L’I. M. : Qu’est-ce qui peut pousser un jeune vers le suicide ?

M. S. : À l’adolescence, les conduites suicidaires s’inscrivent le plus souvent dans une situation de crise prolongée, dite crise suicidaire, durant laquelle le sujet, qui se sent dans une impasse, ne voit plus que la mort comme issue à sa souffrance. Le suicide est un acte de contrainte, non de liberté. Pendant la période critique, des idées suicidaires surviennent. D’abord ponctuelles, puis régulières, elles finissent par envahir le quotidien, entraîner des ruminations incessantes et s’imposer comme l’unique solution. Un plan commence alors à se dessiner, puis se précise et, à l’acmé de la crise, le risque de passage à l’acte devient très fort.

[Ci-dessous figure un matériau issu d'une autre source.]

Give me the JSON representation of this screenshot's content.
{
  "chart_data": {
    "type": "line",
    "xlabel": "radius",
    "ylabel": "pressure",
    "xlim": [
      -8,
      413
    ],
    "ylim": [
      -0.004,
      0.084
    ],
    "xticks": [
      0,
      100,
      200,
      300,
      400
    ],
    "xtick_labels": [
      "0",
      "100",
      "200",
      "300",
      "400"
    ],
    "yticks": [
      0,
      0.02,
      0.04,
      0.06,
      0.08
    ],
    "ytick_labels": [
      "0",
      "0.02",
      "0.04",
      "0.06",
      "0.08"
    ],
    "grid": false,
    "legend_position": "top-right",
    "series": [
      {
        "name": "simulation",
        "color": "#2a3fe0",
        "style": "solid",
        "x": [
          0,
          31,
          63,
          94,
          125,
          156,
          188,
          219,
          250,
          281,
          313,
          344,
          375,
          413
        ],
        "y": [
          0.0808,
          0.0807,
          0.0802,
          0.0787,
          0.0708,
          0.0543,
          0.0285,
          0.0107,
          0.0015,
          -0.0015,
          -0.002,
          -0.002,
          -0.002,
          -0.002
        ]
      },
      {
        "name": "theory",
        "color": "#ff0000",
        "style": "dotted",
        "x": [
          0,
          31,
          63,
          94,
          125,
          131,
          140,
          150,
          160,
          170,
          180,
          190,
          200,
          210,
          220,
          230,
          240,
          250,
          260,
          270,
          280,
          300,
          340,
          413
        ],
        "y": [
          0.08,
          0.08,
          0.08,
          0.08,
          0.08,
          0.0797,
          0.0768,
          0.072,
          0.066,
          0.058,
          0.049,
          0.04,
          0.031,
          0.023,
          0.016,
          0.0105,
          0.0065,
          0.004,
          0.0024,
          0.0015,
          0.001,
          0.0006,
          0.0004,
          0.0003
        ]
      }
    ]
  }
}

Celui-ci est toujours l’aboutissement d’un processus, qui n’est ni linéaire ni irréversible. Dans la plupart des cas, les jeunes envoient des messages, directs ou indirects, pour montrer qu’ils sont en crise. Ils interpellent en fait les adultes, professionnels ou non, de façon détournée (1).

L’I. M. : Qu’est-ce qui génère cette crise suicidaire ?

M. S. : De nombreux facteurs peuvent la provoquer : ils sont d’ordre personnel, familial, social, environnemental, médical… Les adolescents qui sont les plus à risque de passer à l’acte en cumulent plusieurs, dont notamment la pathologie psychiatrique. Presque 100 % des suicidés en souffraient. Le passage à l’acte est perçu comme un moyen de sortir d’une situation vécue comme complexe, même si elle peut paraître banale, tel le refus des parents de laisser le jeune sortir en boîte. C’est toute la question de la gestion relationnelle d’un conflit qui est en jeu. Un adolescent a plusieurs ressources : relations avec les autres, centres d’intérêt… Mais plus celles-ci se réduisent en raison d’un échec, d’une rupture sentimentale, d’une crise familiale, d’une difficulté d’orientation scolaire, de la maladie d’un proche, d’une dépression ou autres, plus les idées suicidaires gagnent du terrain. La situation qui m’inquiète le plus est celle de l’enfant confronté à la séparation de ses parents dans un cadre judiciaire et qui se retrouve coincé dans des conflits de loyauté.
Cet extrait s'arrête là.